NEURO-TTRansform: A Study to Evaluate the Efficacy and Safety of Eplontersen (Formerly Known as ION-682884, IONIS-TTR-LRx and AKCEA-TTR-LRx) in Participants With Hereditary Transthyretin-Mediated Amyloid Polyneuropathy
Purpose
The main objective of this study was to evaluate the efficacy of eplontersen as compared with the historical control of the placebo cohort in the NEURO-TTR trial (NCT01737398/2012-001831-30), in subjects with hereditary transthyretin-mediated amyloidosis polyneuropathy (hATTR-PN). For more information, please visit http://www.neuro-ttransform.com/.
Condition
- Hereditary Transthyretin-Mediated Amyloid Polyneuropathy
Eligibility
- Eligible Ages
- Between 18 Years and 82 Years
- Eligible Sex
- All
- Accepts Healthy Volunteers
- No
Inclusion Criteria
- Aged 18 to 82 years at the time of informed consent 2. Females must be non-pregnant and non-lactating, and either surgically sterile or post-menopausal or abstinent 3. Males must be surgically sterile or, abstinent or, if engaged in sexual relations with a woman of child-bearing potential, the participant or the participantss non-pregnant female partner must be using a highly effective contraceptive method 4. Diagnosis of hereditary transthyretin-mediated polyneuropathy as defined by meeting all 3 of the following: - Stage 1 or Stage 2 Familial Amyloid Polyneuropathy (FAP) or Coutinho Stage - Documented genetic mutation in the TTR gene - Symptoms and signs consistent with neuropathy associated with transthyretin amyloidosis, including Neuropathy Impairment Score (NIS) ≥ 10 and ≤ 130
Exclusion Criteria
- Clinically-significant (CS) abnormalities in medical history, screening laboratory results, physical or physical examination that would render a participants unsuitable for inclusion, including but not limited to abnormal safety labs 2. Karnofsky performance status ≤ 50 3. Other causes of sensorimotor or autonomic neuropathy (e.g., autoimmune disease), including uncontrolled diabetes 4. Prior liver transplant or anticipated liver transplant within 1-yr of Screening 5. New York Heart Association (NYHA) functional classification of ≥ 3 6. Acute coronary syndrome within 6 months of screening or major surgery within 3 months of Screening 7. Other types of amyloidosis 8. Have any other conditions, which, in the opinion of the Investigator or Sponsor would make the participant unsuitable for inclusion, or could interfere with the participant participating in or completing the Study 9. Current treatment with any approved drug for hereditary TTR amyloidosis such as Vyndaqel® / Vyndamax™ (tafamidis), Tegsedi™ (inotersen), Onpattro™ (patisiran), off-label use of diflunisal or doxycycline, and tauroursodeoxycholic acid (TUDCA).

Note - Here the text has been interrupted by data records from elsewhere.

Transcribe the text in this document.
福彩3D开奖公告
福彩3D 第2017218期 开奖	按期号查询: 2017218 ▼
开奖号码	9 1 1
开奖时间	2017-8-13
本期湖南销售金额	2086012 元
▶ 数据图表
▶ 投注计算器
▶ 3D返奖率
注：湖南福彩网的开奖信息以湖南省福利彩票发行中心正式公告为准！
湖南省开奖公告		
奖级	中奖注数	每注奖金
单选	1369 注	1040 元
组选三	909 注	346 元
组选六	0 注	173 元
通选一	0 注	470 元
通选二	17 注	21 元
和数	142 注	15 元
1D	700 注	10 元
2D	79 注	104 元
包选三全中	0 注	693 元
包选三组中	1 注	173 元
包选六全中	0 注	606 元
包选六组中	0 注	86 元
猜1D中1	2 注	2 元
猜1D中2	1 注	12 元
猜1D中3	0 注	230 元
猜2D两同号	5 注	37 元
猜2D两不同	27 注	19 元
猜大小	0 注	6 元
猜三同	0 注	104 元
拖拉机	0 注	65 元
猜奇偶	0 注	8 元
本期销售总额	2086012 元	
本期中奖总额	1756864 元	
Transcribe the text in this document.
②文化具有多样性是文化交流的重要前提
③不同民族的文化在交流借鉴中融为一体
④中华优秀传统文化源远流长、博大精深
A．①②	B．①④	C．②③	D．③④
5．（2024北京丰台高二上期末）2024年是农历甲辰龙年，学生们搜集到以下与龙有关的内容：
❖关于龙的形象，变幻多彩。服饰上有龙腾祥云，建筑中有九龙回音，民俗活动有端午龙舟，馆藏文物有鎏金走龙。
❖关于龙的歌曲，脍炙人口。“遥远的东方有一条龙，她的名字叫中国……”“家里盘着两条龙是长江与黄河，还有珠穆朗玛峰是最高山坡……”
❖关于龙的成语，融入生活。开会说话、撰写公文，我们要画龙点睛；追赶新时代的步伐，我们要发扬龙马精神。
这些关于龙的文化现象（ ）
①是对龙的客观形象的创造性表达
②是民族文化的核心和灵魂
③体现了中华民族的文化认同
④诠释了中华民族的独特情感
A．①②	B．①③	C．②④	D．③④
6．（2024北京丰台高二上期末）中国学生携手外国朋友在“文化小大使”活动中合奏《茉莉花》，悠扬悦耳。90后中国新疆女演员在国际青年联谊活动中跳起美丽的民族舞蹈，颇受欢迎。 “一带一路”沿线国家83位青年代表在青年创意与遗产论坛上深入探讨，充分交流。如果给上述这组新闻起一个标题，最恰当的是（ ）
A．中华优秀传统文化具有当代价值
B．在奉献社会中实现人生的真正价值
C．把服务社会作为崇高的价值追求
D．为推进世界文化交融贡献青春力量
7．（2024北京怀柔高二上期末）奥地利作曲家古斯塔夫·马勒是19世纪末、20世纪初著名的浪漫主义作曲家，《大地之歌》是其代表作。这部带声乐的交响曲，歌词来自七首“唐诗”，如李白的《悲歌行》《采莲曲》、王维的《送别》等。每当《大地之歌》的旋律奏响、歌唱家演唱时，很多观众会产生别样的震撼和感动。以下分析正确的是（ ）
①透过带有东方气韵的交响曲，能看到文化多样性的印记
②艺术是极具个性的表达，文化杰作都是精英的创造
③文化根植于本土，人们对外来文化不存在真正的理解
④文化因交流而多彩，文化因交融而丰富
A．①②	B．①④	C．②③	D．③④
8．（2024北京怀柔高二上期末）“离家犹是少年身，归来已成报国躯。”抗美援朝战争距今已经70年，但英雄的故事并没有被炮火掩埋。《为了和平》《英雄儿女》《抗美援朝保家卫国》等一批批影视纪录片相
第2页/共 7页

If previously treated with Vyndaqel® / Vyndamax™, diflunisal or doxycycline, and TUDCA, must have discontinued treatment for at least 2 weeks prior to Study Day 1 10. Previous treatment with Tegsedi™ (Inotersen) or Onpattro™ (patisiran), or other oligonucleotide or RNA therapeutic (including siRNA)
Study Design
- Phase
- Phase 3
- Study Type
- Interventional
- Allocation
- Randomized
- Intervention Model
- Crossover Assignment
- Primary Purpose
- Treatment
- Masking
- None (Open Label)
Arm Groups
Arm | Description | Assigned Intervention |
---|---|---|
Active Comparator Inotersen |
Participants received inotersen, 300 milligrams (mg), subcutaneously (SC), once weekly up to Week 34. After Week 35 assessment, participants received eplontersen, 45 mg, SC, once every 4 weeks starting from Week 37 up to Week 81. |
|
Experimental Eplontersen |
Participants received eplontersen, 45 mg, SC, once every 4 weeks up to Week 81. |
|
More Details
- Status
- Completed
- Sponsor
- Ionis Pharmaceuticals, Inc.
Study Contact
Detailed Description
This study was a multicenter, open-label study in up to 168 participants, who were randomized to receive subcutaneous (SC) injections of either eplontersen once every 4 weeks or inotersen once a week. Participants also received daily supplemental doses of the recommended daily allowance of vitamin A. Participants included in the inotersen reference arm crossed over to eplontersen at Week 37 after completing the Week 35 assessments.